Cuando el problema no es el WiFi: interferencias y alternativas
No todo en domótica debería depender de WiFi. Si tu casa crece en dispositivos, considera equilibrar tecnologías:
- Zigbee o Thread: sensores y bombillas suelen ir mejor con un hub dedicado, reducen carga WiFi y mejoran autonomía.
- Ethernet para lo crítico: si una cámara admite PoE o cable, la estabilidad es muy superior.
- Ubicación del hub: si usas un hub (Zigbee/Thread), ponlo céntrico y alejado del router unos 1-2 metros para reducir interferencia directa en 2,4 GHz.
Checklist final de ajustes recomendados (rápido y efectivo)

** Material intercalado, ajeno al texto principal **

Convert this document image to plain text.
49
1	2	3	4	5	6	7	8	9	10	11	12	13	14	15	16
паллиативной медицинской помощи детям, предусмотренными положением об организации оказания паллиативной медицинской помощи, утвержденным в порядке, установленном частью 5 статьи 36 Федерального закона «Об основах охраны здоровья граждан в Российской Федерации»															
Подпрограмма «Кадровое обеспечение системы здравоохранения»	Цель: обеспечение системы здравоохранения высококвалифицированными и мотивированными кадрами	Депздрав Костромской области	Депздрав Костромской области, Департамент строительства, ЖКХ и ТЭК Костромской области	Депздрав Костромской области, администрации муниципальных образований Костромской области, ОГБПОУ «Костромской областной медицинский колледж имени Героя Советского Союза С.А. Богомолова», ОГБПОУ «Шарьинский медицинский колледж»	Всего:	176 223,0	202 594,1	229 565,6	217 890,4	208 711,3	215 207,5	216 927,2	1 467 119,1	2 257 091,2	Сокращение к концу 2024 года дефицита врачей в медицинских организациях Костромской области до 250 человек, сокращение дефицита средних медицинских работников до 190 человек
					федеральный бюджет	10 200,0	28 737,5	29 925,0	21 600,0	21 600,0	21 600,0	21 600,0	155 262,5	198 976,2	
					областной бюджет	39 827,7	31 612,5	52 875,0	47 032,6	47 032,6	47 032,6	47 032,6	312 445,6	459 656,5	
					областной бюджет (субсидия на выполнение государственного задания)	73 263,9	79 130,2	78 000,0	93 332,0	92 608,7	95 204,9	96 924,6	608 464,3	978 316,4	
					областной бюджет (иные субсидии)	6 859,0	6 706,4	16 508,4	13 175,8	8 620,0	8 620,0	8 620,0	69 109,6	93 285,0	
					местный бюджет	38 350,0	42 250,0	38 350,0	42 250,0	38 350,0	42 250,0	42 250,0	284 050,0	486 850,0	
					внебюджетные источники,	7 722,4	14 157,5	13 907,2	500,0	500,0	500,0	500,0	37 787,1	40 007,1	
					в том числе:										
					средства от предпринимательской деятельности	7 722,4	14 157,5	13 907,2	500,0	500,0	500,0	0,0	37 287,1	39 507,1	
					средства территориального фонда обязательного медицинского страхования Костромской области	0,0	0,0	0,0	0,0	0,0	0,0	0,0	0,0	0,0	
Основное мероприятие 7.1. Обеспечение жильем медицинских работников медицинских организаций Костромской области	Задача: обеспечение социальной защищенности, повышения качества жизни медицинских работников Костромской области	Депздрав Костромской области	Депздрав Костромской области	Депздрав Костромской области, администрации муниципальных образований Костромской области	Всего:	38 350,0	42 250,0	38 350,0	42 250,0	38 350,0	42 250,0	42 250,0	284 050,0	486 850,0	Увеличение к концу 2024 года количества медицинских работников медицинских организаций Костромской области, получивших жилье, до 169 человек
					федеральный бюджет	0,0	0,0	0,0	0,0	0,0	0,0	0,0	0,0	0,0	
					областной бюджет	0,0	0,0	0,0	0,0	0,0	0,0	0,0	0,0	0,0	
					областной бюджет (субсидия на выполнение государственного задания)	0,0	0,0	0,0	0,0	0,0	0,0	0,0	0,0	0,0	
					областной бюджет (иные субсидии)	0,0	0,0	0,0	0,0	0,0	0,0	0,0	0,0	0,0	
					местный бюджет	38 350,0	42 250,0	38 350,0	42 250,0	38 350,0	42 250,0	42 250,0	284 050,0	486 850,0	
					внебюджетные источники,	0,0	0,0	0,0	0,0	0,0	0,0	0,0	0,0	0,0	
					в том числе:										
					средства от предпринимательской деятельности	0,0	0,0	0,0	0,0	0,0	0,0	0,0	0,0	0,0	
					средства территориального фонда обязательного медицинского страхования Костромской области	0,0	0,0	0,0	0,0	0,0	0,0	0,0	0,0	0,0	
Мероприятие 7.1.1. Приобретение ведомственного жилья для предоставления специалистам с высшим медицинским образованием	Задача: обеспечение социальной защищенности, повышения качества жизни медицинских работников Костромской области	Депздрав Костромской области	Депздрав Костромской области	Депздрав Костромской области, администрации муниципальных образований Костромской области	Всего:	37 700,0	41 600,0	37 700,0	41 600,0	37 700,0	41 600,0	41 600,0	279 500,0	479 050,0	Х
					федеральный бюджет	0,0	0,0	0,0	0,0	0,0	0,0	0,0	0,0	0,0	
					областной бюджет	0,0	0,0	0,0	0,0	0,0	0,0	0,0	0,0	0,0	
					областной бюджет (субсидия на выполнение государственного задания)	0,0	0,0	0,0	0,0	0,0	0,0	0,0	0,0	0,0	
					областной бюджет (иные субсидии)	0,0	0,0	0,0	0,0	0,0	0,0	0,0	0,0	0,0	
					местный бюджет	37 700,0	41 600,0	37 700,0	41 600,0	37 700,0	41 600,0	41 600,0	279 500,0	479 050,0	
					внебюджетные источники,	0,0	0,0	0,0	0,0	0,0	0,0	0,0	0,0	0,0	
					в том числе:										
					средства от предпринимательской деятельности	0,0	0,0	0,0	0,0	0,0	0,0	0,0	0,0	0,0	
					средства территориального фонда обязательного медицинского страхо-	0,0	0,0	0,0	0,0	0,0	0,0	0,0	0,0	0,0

- 2,4 GHz: canal 1/6/11 fijo y 20 MHz.
- 5 GHz: si hay cortes, baja a 40 MHz y evita DFS.
- Mesh: prioriza backhaul Ethernet o tri-banda; coloca nodos donde aún haya buena señal.
- SSIDs: separa IoT en 2,4 GHz si el emparejamiento o la estabilidad dan problemas.
- DHCP: reserva IP para cámaras, timbre y hub.
- Router: firmware al día, buena ventilación y revisión de potencia de emisión.
Con estos cambios, la domótica deja de “fallar a ratos” y empieza a comportarse como lo que debe ser: automatizaciones que se ejecutan siempre, notificaciones puntuales y vídeo estable cuando realmente lo necesitas.